The Act marked the creation of the first United States Patent Office, designed to streamline patent application and registration procedures. While this first office went up in flames in the Great Patent Fire of 1836, it eventually led to the creation of the United States Patent and Trademark Office, which handles all patent matters in the U.S. today.
As the Constitution gives Congress the power to enact patent laws, the USPTO carries out Congress’s directives.
The first patent law was enacted in 1790 and revised in 1793. The 1836 Patent Act made the Patent Office a part of the State Department and re-numbered patents starting with 1, marking all previous patents with the suffix “X”. In 1849, the Patent Office was transferred to the Department of the Interior, where it still resides. The depression of 1850 created an unfavorable view of patents; as such, patent laws weren’t revised again until the early 1950s. The most recent revision was the American Inventors Protection Act of 1999.
Because of the current backlog of patent applications, bills have been introduced in both the House and Senate to again reform patent legislation. However, differences in the bills could delay passage of this critical legislation.
The USPTO is proactive on this front. Working as its own advocate, the USPTO recently held a gathering at Stanford University to address how it can improve customer service and reduce the backlog of patent applications. Since a significant percentage of the USPTO’s work involves medicines and medical devices, such improvements could mean accelerated access to new or improved products.

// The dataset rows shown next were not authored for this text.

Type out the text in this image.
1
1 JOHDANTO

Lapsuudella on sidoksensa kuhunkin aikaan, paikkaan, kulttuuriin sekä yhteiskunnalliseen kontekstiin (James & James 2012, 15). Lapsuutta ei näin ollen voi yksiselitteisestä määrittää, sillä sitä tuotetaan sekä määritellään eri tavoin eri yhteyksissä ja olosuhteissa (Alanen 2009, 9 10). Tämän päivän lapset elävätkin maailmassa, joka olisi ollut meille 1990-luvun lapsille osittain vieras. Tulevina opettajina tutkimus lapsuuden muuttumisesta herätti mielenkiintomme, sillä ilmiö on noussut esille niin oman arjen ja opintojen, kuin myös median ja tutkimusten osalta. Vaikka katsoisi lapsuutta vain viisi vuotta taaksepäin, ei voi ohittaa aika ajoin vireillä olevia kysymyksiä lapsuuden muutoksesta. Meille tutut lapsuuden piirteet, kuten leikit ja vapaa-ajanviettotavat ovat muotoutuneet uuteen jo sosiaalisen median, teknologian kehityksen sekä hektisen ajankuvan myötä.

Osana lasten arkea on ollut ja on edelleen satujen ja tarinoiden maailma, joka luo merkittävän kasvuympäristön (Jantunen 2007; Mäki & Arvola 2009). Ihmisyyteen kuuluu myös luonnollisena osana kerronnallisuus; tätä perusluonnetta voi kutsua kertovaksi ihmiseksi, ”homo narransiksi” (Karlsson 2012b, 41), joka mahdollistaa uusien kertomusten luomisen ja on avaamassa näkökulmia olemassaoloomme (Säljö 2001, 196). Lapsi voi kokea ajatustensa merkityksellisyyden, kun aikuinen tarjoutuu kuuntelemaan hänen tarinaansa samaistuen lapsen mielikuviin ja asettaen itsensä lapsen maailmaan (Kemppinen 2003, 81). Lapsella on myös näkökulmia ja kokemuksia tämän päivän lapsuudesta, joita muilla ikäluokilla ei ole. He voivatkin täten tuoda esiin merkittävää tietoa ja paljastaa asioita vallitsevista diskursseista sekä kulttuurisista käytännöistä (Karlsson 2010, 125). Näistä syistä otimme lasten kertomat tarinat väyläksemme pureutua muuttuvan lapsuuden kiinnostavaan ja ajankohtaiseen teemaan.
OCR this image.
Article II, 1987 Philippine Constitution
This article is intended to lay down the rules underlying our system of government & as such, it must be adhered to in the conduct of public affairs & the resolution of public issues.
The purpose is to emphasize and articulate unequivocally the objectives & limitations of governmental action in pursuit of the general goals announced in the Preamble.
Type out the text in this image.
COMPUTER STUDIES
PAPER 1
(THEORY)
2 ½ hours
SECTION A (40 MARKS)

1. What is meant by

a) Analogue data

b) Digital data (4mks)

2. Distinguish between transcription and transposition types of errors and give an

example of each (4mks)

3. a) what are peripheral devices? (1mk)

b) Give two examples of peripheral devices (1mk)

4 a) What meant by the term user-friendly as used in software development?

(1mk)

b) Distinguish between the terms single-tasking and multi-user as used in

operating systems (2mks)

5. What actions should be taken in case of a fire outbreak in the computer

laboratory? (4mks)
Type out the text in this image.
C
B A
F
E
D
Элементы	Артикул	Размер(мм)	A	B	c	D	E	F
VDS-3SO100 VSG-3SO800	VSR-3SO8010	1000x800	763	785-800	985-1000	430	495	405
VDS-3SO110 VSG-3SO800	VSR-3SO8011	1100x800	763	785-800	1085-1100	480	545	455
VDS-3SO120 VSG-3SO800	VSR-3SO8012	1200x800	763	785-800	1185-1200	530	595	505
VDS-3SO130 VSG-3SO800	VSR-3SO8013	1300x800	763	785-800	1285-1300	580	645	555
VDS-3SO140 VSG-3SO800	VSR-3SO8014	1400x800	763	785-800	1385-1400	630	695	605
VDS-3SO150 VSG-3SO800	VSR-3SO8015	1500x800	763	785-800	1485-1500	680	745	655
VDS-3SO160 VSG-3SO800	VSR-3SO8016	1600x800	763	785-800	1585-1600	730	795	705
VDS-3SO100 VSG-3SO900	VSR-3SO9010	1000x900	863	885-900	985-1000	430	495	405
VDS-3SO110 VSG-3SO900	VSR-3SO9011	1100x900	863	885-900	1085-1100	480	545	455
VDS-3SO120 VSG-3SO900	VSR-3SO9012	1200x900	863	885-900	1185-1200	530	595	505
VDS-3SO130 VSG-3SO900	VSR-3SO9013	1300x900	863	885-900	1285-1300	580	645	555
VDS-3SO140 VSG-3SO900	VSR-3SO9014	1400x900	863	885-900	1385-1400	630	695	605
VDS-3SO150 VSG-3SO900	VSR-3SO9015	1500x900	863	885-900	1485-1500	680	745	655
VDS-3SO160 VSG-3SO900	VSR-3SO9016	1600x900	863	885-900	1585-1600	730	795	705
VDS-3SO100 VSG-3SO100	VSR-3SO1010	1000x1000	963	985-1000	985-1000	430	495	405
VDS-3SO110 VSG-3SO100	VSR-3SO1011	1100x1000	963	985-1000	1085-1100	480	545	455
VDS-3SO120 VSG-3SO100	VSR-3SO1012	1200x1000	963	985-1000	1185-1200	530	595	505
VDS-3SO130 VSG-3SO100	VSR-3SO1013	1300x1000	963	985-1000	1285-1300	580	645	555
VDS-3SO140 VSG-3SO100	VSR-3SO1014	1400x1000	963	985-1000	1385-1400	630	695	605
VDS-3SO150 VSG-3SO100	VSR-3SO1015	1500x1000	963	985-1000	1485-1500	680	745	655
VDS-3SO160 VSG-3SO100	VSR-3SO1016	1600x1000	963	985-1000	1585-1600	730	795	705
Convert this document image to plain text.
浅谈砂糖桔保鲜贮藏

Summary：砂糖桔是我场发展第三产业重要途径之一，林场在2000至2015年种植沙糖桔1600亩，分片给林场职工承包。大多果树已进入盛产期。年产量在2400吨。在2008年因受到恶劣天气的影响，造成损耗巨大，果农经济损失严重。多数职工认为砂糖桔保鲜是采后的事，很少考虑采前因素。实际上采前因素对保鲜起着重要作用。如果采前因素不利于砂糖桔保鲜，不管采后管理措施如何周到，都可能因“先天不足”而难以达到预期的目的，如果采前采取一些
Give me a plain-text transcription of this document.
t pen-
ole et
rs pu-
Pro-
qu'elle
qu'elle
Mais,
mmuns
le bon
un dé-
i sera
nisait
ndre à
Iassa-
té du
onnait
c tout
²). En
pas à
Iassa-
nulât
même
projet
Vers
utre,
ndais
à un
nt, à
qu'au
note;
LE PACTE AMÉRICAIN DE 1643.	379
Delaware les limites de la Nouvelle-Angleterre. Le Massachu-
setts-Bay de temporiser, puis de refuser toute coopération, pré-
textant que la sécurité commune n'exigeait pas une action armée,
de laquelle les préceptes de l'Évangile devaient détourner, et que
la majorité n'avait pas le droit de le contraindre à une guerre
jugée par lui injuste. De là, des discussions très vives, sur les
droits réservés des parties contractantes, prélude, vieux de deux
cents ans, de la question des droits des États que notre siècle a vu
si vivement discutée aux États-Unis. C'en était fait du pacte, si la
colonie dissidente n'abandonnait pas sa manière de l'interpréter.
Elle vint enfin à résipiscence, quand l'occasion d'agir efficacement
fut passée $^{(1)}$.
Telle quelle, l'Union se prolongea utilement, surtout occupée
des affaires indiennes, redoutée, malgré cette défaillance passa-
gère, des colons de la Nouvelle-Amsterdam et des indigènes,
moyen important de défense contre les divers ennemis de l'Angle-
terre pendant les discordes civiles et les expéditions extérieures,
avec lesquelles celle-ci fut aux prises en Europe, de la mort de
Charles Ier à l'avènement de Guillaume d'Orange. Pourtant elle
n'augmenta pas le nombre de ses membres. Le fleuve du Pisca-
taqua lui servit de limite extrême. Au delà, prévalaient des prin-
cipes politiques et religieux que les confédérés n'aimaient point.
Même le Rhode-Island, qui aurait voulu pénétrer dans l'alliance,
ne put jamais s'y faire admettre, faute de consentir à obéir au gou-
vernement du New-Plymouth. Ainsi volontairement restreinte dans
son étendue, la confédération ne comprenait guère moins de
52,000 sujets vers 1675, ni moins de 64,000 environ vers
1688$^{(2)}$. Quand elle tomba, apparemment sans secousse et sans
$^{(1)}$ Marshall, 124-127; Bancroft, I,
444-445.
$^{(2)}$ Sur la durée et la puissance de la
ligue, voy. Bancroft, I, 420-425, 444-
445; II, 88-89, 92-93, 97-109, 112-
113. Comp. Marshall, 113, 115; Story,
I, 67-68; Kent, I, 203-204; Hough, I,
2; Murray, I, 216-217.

In a letter to Speaker of the House John Boehner (R-OH) and Minority Leader Nancy Pelosi (D-CA), Research!America President and CEO Mary Woolley declared Research!America’s support of this patent reform legislation.
“Meaningful reform of our patent system is a long-time goal, the fulfillment of which will bear on our nation’s capacity for innovation in an increasingly competitive global economy and have a positive effect on the U.S. pipeline of new medical treatments,” Woolley wrote.